Tuesday, January 9, 2024
Year : 1, Issue : 19
by SADIA J. CHOUDHURY
Today I will share a story written by Shirley Jackson’s “The Lottery” which unveiled the dark side of tradition and challenged the readers to question blindly followed customs. The story is set in a picturesque town with a shocking tradition of a deadly lottery, which urges us to speak out against societal wrongs instead of mindlessly conforming.
The author beautifully describes the setting and lulls readers into a false sense of warmth before revealing the story’s dark twist which was being stoned to death as a prize to the lottery.
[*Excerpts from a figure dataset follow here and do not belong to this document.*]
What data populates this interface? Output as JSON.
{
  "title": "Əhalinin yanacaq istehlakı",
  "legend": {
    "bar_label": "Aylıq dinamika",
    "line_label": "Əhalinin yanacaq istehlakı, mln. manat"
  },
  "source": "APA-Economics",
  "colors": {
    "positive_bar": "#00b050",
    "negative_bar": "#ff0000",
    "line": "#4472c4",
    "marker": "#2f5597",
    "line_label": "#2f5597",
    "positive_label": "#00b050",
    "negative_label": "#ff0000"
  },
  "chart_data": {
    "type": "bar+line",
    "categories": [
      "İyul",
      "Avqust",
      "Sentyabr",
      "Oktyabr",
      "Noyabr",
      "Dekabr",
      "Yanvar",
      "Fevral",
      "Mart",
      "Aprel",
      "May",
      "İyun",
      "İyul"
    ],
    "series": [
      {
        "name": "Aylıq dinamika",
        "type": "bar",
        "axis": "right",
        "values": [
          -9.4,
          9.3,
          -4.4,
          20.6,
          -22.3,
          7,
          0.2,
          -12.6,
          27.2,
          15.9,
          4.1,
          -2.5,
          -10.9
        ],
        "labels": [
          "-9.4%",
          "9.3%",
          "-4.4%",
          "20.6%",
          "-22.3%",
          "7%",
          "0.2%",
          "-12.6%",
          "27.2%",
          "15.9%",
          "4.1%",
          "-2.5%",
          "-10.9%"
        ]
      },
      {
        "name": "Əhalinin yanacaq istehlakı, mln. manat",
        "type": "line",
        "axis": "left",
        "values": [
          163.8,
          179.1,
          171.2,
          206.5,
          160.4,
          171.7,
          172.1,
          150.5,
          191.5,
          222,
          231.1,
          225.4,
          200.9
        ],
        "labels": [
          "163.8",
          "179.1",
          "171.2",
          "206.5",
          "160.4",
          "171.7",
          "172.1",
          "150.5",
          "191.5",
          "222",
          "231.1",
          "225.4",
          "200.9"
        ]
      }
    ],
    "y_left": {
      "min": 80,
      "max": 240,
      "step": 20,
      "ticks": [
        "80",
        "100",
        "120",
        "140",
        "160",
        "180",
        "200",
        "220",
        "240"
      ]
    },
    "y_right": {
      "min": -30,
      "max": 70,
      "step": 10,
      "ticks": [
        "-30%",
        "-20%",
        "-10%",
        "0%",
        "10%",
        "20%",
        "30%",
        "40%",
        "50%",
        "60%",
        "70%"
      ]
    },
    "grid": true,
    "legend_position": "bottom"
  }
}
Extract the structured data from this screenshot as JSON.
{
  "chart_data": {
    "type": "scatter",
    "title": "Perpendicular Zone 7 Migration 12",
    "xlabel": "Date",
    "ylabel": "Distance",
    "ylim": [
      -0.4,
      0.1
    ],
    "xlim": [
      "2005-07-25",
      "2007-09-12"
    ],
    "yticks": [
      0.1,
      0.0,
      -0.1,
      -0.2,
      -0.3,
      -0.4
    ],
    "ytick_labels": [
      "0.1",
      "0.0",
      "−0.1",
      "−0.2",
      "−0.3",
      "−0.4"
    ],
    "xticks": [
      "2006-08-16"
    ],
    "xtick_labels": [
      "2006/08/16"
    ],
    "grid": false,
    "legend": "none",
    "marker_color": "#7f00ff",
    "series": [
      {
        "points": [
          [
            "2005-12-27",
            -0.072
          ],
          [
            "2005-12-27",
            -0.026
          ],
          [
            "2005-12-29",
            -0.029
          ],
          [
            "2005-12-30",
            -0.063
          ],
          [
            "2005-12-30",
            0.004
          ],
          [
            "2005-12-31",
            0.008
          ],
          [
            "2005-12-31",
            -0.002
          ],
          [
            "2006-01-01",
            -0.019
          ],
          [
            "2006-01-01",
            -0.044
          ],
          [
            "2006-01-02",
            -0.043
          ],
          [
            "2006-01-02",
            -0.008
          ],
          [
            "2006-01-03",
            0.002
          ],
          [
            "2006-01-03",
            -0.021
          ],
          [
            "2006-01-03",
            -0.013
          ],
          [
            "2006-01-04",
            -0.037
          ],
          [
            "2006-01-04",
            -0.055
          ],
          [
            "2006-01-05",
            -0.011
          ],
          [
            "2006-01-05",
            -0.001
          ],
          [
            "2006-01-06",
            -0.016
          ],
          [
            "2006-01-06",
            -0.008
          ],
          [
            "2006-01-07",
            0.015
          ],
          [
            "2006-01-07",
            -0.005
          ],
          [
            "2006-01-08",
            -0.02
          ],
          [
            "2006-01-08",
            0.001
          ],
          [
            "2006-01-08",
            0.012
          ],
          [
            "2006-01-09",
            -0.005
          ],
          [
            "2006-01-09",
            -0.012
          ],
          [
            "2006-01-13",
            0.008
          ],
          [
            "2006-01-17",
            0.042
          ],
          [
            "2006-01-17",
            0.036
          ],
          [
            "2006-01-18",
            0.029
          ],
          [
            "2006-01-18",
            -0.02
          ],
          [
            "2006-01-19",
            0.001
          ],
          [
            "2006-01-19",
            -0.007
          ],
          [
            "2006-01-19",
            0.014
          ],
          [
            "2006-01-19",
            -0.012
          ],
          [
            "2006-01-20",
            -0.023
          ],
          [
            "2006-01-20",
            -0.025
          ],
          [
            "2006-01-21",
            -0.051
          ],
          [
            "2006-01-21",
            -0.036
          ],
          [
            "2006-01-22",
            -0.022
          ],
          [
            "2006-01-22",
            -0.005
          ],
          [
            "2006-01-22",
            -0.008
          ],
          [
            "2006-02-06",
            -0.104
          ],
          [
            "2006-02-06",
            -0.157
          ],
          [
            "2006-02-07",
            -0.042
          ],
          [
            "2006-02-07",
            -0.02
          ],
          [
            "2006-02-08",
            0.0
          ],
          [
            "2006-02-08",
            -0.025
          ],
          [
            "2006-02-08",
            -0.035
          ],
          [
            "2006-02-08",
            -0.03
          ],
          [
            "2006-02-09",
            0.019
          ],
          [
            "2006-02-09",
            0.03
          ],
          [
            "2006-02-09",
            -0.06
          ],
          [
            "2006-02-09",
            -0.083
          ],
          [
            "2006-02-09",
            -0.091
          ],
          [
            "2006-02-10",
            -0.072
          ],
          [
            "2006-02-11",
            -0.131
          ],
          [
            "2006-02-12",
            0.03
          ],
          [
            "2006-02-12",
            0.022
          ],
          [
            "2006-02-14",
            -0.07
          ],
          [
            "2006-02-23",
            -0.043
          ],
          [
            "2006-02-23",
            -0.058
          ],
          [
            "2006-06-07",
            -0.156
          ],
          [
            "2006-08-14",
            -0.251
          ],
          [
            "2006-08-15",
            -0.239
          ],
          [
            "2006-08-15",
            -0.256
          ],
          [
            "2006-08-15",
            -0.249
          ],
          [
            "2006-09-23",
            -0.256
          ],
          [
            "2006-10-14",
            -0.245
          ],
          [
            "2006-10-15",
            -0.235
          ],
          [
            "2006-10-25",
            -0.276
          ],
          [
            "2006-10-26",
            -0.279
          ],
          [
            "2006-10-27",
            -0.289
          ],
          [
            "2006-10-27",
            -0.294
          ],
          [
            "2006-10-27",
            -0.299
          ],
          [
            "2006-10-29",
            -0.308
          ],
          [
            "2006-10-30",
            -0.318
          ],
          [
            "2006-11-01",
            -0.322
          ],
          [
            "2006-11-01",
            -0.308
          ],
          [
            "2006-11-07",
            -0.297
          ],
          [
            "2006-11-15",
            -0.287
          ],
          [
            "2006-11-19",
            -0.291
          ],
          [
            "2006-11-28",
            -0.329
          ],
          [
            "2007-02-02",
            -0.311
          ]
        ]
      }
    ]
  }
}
The character “Old Man Warner,” who is a symbol of tradition, staunchly defends the deadly lottery, highlighting the danger of blindly adhering to long-standing customs. Despite the brutality of the tradition, he deemed the new generation “weak” for questioning its morality, raising questions about the true value of such practices. The mob mentality in the story, vividly portrayed through Mrs. Hutchinson’s fate, serves as a warning against unquestioning conformity. The people of the town are depicted as a pack of sheep, who mindlessly participate in the gruesome act, passing down this destructive tradition to the next generation.
While the story’s dark ending shocked readers, it imparted crucial lessons about societal conformity and blind obedience. “The Lottery” encourages us to be individualists who question and stand against wrongs, fostering a society that challenges harmful traditions rather than perpetuating them mindlessly.